Personal information
- Full name: Gregory Bell
- Born: 26 March 1955 (age 70)
- Original team: Rupanyup (Wimmera FL)
- Height: 188 cm (6 ft 2 in)
- Weight: 87 kg (192 lb)
- Position: Defender

Playing career^{1}
- Years: Club / Games (Goals)
- 1975–1978: Essendon / 22 (1)
- ^{1} Playing statistics correct to the end of 1978.

= Greg Bell (Australian footballer) =

Australian rules footballer

Gregory Bell (born 26 March 1955) is a former Australian rules footballer who played with Essendon in the Victorian Football League (VFL).

==Career==
Bell was a member of the Rupanyup team that won the Wimmera Football League premiership in 1973. The following year he polled 18 votes to win the Toohey Medal on countback, an award for the Wimmera Football League's best and fairest player.

===Essendon===
A defender, Bell started at Essendon in the 1975 VFL season. Although he only played the first half of the season, his efforts from nine games were enough for him to win Essendon's "best first year player" award. In round nine against North Melbourne at Waverley Park, Bell badly injured his knee during the first quarter. This ended his year and also caused him to miss the entire 1976 season.
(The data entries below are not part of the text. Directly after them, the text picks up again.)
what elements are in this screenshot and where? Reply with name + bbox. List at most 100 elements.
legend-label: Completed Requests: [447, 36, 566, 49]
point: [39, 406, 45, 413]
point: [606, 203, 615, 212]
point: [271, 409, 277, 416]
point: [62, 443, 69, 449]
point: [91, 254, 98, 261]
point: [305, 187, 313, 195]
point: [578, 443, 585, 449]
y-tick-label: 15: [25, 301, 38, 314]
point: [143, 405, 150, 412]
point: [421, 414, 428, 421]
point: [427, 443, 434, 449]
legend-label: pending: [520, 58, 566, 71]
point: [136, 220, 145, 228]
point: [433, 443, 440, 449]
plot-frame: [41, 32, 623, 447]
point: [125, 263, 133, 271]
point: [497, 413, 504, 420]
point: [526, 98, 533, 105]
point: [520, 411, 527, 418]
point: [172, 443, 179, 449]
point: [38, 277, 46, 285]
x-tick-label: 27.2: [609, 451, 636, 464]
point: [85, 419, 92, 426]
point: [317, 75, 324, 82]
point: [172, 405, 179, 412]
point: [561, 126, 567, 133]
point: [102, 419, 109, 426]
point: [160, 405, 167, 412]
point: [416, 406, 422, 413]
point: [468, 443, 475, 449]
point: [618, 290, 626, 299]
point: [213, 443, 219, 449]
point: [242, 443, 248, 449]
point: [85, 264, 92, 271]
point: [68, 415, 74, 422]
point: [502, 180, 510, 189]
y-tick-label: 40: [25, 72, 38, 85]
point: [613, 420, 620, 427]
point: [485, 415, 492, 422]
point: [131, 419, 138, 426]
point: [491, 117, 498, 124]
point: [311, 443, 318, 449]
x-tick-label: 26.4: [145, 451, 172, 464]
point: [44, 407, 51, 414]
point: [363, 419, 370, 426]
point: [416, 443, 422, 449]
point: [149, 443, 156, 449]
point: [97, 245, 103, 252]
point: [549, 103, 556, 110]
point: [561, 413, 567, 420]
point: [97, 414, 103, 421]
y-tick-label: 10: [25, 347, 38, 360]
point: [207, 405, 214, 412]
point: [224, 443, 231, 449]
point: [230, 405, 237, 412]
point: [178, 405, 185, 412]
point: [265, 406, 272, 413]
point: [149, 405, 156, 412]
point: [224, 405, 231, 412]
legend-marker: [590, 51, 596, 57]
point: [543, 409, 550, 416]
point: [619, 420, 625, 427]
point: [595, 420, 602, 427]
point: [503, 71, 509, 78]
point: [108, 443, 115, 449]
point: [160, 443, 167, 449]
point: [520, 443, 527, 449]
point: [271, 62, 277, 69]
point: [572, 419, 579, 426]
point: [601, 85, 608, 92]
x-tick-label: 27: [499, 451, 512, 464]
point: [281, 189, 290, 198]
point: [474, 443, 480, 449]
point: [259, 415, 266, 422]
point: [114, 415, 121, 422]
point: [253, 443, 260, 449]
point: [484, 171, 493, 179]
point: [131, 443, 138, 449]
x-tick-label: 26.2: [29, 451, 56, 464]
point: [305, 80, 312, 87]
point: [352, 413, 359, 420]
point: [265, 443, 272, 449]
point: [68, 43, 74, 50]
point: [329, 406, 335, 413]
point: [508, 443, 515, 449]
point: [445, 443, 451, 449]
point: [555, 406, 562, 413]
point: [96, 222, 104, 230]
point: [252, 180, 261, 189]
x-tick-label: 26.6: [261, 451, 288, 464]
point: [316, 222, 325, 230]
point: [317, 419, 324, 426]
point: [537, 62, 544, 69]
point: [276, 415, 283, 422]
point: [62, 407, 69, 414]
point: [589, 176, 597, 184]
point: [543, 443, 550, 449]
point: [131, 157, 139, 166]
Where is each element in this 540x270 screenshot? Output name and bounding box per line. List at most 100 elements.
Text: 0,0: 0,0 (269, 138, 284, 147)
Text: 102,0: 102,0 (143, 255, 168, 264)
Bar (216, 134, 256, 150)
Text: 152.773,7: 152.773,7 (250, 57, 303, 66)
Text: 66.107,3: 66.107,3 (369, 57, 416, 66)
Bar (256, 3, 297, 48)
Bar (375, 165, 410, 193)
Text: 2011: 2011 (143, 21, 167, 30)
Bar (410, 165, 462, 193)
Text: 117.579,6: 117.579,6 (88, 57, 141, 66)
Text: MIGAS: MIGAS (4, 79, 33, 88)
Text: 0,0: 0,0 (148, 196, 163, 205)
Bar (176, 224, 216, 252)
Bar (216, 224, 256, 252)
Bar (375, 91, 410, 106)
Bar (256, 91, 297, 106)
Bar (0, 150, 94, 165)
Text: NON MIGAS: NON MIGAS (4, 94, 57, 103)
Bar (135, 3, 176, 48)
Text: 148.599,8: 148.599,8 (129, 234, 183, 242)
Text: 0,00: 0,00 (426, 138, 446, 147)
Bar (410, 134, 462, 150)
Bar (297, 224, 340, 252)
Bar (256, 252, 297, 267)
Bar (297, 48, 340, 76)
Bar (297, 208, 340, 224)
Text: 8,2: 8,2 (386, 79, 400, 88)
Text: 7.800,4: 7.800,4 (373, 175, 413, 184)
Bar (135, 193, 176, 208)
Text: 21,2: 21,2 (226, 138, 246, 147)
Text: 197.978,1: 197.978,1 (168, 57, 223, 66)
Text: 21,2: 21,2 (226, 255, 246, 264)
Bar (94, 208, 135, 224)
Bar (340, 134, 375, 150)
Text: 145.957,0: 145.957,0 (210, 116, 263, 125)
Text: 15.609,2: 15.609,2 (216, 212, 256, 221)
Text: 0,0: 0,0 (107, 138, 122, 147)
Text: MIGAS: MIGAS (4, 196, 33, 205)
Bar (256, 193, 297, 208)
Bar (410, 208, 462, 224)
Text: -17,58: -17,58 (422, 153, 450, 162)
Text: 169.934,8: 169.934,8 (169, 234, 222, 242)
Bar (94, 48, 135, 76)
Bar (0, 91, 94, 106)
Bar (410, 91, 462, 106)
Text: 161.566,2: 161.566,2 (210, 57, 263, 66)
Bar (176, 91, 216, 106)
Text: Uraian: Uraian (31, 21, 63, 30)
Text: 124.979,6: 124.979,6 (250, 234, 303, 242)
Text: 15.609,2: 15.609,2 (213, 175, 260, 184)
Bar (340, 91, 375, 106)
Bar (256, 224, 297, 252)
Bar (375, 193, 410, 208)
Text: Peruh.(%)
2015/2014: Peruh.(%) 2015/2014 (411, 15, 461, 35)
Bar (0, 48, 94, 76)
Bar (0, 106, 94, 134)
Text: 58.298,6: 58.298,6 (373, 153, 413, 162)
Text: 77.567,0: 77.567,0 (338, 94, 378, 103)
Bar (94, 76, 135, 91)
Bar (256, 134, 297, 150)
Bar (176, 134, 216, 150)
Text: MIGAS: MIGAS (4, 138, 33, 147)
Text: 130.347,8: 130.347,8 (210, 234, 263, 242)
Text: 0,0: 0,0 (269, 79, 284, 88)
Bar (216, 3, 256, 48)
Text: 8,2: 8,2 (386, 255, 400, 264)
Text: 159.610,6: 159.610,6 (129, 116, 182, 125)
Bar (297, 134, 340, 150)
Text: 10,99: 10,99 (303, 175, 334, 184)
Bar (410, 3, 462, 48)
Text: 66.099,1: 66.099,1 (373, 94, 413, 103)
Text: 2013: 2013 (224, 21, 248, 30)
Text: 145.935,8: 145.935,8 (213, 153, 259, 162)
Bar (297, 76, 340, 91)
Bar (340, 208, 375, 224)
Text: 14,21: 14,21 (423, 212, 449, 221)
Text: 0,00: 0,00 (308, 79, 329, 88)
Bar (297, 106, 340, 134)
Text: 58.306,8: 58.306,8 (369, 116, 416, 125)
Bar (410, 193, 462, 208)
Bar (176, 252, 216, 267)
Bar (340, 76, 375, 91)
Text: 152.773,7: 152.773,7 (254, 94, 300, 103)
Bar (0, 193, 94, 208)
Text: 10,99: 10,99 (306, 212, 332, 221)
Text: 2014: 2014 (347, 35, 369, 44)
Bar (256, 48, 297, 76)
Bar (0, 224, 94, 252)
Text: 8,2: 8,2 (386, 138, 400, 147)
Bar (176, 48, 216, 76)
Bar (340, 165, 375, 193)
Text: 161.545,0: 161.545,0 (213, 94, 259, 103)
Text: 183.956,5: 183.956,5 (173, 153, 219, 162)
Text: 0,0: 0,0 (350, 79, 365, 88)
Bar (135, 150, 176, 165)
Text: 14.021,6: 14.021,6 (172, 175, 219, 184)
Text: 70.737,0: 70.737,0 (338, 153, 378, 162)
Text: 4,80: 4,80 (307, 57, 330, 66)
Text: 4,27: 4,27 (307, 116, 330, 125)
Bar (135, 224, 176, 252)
He played 12 games for Essendon in the 1977 season, but was unable to perform at the same level he had before the injury.

In 1978 he was still troubled by injury and did not play until round 20, a game against Melbourne at Windy Hill. He kicked the only goal of his VFL career in that game, which was his final appearance for Essendon.

Bell left Essendon in 1980 for the Croydon Football Club.